Since switching power is \( P_{SW} = \frac{1}{2} \alpha CV_{dd}^2 F \), the power ratio between version, when \( F \) and \( V_{dd} \) are scaled by \( k \) is:

\[
\frac{P_{SW\,\text{new}}}{P_{SW\,\text{orig}}} = \frac{V_{dd\,\text{new}}^2 F_{\text{new}}}{V_{dd\,\text{orig}}^2 F_{\text{orig}}} = \frac{(kV_{dd\,\text{orig}})^2 kF_{\text{orig}}}{V_{dd\,\text{orig}}^2 F_{\text{orig}}} = k^3
\]

However, changing the clock frequency by a factor of \( k \) changes the amount of time it takes for the operation to complete by a factor of \( 1/k \). Since Energy = Power*Time, the net scaling in energy/operation in the logic is \( k^2 \).

For the scaling above, the energy per operation becomes \((3.6J + 2 \cdot 0.1J)0.84^2 = 2.68128J\) compared to 3.8J in the original which is a 29.44% energy reduction.
Pipelining Approach:
A more substantial energy efficiency improvement can be gained by pipelining the combinational logic. When pipelining, the critical path is reduced which allows the clock rate to be increased without changing $V_{DD}$. Just increasing the frequency due to pipeline is not beneficial because to time execute remains the same therefore the total energy consumed remains constant.

This changes the energy/op scaling factor because power is scaled by $k^3$ but time/op is now scaled by $n/k$. This leads to energy/op scaling by $nk^2$.

Let $N$ be the number of pipeline stage.
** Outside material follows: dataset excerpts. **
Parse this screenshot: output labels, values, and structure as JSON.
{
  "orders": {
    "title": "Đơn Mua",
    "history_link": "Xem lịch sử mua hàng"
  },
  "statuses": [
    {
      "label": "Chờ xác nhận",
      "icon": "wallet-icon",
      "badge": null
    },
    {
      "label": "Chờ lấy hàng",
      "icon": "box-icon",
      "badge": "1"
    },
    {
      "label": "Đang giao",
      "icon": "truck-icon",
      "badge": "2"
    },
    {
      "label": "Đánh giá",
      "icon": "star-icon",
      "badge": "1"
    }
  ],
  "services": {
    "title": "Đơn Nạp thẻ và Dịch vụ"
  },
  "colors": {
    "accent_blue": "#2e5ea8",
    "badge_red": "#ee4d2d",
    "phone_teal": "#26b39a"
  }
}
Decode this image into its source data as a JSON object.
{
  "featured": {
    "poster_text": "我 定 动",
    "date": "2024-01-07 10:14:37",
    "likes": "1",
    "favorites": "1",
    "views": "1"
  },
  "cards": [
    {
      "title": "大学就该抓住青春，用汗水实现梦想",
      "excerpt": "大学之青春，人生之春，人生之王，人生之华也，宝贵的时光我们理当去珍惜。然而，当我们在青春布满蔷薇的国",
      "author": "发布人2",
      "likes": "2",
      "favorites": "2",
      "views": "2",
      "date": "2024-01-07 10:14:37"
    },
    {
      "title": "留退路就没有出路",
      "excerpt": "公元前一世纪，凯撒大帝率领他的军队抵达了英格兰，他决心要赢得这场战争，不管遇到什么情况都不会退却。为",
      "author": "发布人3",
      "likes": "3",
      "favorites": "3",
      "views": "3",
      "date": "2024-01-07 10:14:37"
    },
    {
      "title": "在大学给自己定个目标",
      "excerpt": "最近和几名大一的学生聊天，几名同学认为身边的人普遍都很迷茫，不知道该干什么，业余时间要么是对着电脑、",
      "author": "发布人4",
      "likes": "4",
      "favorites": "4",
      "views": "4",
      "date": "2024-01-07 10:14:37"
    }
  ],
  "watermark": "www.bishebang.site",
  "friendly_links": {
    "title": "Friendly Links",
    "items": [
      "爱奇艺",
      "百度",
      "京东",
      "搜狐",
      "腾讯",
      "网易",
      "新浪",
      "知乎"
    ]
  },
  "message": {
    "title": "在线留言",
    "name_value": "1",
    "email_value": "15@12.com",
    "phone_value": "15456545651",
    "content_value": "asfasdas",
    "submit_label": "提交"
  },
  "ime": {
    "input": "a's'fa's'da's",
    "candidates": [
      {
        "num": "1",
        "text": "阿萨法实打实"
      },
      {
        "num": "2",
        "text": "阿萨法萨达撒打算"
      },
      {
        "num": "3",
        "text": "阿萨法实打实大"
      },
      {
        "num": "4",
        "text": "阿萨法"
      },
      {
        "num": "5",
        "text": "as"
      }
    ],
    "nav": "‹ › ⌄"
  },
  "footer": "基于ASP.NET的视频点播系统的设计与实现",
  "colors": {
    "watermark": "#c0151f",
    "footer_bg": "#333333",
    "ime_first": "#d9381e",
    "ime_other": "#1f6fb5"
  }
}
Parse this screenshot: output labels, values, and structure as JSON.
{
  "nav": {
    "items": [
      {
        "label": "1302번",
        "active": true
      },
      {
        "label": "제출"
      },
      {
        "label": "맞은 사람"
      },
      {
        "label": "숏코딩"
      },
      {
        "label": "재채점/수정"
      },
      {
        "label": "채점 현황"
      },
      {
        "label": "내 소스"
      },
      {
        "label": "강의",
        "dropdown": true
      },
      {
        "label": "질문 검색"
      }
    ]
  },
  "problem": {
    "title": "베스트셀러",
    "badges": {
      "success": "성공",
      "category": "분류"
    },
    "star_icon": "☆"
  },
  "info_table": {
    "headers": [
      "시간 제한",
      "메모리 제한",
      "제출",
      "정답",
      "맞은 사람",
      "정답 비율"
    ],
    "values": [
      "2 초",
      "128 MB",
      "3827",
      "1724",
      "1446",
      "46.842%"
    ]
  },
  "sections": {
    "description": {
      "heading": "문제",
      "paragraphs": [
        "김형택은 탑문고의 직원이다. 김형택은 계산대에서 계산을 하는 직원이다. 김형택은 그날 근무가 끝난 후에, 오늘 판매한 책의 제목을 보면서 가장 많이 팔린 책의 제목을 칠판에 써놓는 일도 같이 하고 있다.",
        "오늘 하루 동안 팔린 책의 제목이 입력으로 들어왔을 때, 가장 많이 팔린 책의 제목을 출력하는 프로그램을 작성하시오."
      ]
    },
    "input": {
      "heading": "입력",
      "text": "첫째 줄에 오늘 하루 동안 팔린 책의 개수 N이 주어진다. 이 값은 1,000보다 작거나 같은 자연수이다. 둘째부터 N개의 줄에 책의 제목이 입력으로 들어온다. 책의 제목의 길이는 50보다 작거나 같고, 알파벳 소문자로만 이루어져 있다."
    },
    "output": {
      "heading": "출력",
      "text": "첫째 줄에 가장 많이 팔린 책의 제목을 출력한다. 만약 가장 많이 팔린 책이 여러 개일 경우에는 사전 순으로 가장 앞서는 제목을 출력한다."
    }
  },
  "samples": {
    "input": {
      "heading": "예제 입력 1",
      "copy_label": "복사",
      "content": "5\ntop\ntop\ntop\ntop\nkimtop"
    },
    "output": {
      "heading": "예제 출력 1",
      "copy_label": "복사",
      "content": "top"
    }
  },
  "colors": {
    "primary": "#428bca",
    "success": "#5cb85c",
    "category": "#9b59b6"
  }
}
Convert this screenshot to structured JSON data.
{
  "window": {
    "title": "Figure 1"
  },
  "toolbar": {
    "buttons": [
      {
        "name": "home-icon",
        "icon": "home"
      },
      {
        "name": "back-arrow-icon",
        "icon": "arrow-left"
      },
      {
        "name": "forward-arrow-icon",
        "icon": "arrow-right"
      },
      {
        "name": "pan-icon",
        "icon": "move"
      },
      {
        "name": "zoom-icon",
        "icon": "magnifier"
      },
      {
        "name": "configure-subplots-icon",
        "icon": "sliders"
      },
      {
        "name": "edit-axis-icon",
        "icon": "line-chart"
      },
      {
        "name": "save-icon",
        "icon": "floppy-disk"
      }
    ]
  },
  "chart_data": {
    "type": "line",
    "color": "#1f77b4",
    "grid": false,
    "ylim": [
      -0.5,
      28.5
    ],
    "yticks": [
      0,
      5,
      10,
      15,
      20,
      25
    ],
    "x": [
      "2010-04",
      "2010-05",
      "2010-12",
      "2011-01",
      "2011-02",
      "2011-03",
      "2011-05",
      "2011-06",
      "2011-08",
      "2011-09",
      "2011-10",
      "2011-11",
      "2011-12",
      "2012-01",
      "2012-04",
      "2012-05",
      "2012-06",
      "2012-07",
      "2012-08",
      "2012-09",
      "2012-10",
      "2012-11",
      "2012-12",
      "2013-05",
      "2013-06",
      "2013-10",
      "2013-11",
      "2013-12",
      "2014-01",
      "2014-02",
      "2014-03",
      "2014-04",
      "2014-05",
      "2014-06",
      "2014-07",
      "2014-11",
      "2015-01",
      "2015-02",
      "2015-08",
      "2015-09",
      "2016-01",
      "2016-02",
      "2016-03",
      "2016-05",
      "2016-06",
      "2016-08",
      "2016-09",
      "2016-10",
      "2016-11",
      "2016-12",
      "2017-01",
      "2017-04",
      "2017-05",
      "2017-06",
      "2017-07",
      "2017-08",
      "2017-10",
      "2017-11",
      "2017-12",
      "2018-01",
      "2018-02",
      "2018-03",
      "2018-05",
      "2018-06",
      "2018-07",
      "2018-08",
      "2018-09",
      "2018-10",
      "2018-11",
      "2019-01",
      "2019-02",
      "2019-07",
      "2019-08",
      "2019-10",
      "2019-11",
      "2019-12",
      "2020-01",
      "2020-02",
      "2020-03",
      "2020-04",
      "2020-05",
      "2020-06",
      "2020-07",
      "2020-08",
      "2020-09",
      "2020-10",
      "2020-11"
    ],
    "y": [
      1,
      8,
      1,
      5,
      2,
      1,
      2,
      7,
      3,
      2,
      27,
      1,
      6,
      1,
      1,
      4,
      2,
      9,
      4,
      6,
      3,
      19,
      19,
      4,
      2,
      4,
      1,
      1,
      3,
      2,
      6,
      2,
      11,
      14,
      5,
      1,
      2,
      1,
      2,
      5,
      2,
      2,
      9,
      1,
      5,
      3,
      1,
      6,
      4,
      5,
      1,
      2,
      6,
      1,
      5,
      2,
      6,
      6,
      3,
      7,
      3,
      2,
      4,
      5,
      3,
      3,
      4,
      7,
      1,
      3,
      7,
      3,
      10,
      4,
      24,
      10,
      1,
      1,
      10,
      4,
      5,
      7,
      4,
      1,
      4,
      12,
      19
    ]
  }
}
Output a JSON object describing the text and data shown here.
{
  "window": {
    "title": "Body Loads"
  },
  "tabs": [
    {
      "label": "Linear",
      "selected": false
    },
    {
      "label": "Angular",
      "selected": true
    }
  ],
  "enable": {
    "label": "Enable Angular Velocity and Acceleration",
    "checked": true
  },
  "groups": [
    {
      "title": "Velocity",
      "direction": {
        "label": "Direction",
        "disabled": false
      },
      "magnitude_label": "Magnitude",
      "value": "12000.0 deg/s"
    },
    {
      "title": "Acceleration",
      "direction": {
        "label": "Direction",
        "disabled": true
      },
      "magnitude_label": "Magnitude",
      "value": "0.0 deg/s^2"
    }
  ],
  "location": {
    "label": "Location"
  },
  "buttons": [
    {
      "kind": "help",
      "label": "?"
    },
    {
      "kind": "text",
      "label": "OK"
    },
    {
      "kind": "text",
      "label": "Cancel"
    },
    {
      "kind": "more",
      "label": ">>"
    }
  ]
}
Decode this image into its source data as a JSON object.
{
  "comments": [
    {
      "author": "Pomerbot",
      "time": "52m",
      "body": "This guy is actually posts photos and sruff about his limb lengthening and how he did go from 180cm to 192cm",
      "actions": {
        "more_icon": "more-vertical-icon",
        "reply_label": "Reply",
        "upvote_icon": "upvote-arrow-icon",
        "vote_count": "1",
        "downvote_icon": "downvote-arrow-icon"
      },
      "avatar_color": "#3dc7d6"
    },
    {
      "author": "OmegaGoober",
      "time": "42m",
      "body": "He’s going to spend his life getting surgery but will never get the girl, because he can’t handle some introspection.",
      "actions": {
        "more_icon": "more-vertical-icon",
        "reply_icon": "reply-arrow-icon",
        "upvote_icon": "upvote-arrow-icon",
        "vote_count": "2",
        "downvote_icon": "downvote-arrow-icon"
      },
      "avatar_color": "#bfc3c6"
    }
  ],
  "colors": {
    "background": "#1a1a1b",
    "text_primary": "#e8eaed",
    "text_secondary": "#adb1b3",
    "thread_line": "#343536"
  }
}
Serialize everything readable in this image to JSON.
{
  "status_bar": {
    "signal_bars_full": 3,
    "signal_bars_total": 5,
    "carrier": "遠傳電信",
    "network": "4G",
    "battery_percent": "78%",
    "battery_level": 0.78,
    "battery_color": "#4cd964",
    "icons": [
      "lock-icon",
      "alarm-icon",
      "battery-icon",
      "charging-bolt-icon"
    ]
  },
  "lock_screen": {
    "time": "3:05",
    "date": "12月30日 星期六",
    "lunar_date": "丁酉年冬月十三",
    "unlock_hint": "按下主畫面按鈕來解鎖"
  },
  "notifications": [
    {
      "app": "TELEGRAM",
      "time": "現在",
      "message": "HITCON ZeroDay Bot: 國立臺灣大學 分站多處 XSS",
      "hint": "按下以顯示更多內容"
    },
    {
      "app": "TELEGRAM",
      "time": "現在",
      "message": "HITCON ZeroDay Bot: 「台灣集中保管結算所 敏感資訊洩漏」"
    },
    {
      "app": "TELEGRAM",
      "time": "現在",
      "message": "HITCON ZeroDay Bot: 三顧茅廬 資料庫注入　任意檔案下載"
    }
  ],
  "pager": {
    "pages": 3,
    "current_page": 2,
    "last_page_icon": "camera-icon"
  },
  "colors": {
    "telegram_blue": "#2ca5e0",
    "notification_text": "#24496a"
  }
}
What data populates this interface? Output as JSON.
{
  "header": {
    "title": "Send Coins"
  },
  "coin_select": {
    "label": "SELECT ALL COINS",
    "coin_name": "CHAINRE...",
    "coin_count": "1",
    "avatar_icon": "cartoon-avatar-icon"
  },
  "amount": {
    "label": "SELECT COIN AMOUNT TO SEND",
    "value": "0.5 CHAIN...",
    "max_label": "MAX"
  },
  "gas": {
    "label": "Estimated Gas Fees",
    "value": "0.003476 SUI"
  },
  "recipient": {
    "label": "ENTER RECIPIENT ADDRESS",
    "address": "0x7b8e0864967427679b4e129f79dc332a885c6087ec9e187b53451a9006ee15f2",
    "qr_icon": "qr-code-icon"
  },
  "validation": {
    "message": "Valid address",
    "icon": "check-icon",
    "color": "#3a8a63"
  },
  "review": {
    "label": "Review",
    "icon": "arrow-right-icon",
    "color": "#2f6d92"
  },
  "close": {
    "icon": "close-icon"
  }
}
The total amount of time an operation takes to get through the pipeline changes to become the number of pipeline stages ($N$) * the delay through each pipeline stage.

Assuming the combinational logic is evenly split, the critical path when pipelined is $\frac{5ns}{N} + 2ns$, therefore the scaling factor is: $k = \frac{5ns + 2ns}{8}$. The energy/operation is $(3.6J + (N + 1) \cdot 0.1J)Nk^2$. Minimize the general expression to calculate how many pipeline stages you need: $N = 2.23$. Since 2.23 is not an integer, we must calculate the energy consumed for $N = 2$ and $N = 3$, and select whichever is minimum.

\[
E_{N=2} = 2.46797 \\
E_{N=3} = 2.52083
\]

Therefore, select 2 pipeline stages.

Overall, the best approach is to pipeline with 2 stages and scale the voltage and frequency.